Era indudable que Siddhartha no tenía alma de comerciante. Lo bueno de los negocios era que le permitían llevarle dinero a Kamala, y le proporcionaban mucho más de lo que en realidad necesitaba. Por otro lado, el interés y la curiosidad de Siddhartha se centraban sólo en aquellas personas cuyos negocios, oficios, preocupaciones, diversiones y locuras le habían resultado siempre tan ajenos y remotos como el cielo constelado. Por más fácil que le resultara hablar y vivir con todos, e incluso aprender de ellos, sentía que algo le separaba del resto del mundo, y este algo era su era su antigua condición de samana.
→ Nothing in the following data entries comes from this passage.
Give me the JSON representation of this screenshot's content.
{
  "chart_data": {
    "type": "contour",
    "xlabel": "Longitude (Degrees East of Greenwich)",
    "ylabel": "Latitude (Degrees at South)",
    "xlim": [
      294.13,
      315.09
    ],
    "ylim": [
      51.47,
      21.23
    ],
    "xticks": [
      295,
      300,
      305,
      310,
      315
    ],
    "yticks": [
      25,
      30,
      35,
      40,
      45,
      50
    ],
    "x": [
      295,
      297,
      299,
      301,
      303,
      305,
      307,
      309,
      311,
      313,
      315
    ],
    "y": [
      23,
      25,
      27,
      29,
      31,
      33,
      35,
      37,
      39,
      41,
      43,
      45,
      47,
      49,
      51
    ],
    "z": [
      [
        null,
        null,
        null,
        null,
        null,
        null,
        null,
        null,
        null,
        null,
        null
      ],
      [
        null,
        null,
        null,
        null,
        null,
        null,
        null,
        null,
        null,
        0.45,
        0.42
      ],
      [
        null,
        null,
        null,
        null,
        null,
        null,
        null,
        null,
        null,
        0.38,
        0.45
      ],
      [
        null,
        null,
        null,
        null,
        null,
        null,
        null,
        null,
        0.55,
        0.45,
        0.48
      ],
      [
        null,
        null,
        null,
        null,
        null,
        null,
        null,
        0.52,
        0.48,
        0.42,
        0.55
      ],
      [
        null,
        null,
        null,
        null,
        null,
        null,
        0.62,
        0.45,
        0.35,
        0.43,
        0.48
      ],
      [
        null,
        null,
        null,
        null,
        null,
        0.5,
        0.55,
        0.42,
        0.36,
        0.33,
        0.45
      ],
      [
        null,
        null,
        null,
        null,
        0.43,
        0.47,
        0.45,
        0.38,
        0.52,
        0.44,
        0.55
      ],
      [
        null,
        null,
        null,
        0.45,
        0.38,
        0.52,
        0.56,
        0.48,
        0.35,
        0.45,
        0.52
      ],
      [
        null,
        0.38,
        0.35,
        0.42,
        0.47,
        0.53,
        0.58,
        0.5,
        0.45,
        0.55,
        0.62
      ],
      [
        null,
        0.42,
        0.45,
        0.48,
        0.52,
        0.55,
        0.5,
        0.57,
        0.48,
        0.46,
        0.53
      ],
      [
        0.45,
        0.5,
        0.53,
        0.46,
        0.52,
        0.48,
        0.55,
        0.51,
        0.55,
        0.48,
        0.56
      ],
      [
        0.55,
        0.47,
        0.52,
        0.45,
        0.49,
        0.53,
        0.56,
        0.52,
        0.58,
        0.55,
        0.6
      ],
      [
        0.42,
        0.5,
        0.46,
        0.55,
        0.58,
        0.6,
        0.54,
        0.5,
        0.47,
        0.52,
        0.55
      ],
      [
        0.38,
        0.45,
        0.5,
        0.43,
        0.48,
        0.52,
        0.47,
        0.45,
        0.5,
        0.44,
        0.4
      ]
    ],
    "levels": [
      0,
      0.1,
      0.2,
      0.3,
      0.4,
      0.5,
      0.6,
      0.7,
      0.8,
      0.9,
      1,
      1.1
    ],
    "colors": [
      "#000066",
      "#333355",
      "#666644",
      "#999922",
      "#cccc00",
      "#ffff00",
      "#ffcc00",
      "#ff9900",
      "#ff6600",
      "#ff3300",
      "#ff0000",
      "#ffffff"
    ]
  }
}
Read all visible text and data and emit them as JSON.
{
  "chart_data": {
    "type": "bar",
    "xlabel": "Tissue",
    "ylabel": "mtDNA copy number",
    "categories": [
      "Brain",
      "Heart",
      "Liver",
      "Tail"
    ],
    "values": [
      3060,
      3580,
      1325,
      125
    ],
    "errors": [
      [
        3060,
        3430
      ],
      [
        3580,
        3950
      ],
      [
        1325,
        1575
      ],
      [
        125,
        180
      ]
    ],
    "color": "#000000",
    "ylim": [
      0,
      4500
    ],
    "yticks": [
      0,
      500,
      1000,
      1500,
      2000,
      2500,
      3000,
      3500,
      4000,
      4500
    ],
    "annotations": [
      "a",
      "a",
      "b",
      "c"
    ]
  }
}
Veía que los seres humanos se entregaban a la vida con un apego infantil o animal que él amaba y despreciaba al mismo tiempo. Los veía esforzarse, padecer y encanecer por lograr cosas que, según él, no merecían aquel precio: dinero, pequeños placeres y escasos honores; los veía reñir e insultarse unos a otros, quejarse de dolores que hubieran hecho reír a un samana, y sufrir por privaciones que un samana ni siquiera notaría.

Siddhartha era un ser accesible a todo y a todos. El mercader que le ofrecía paños en venta, el endeudado que buscaba un préstamo, el mendigo que lo entretenía una hora con la historia de su pobreza y no era ni la mitad de pobre que un samana, todos, todos eran cálidamente acogidos por él. Trataba exactamente igual a un rico mercader extranjero que al criado que lo afeitaba o al vendedor ambulante que le estafaba unos céntimos al venderle plátanos. Si Kamaswami iba a verlo para contarle sus cuitas o hacerle reproches por algún negocio, Siddhartha lo escuchaba con un ánimo entre curioso y sereno, le manifestaba su asombro, trataba de comprenderlo, le daba algo de razón –la que le parecía imprescindible–, y luego se volvía hacia el primero que deseara hablarle. Y eran muchos, muchísimos los que venían a verlo para cerrar negocios, engañarlo, sonsacarle proyectos, suscitar su compasión o escuchar su consejo. Y Siddhartha repartía consejos, se compadecía de ellos, les daba regalos y se dejaba engañar un poquito. Y todo este juego, al igual que la pasión con que lo practicaban todos los seres humanos, pasó a ocupar sus pensamientos como antes lo hicieran los dioses y Brahma.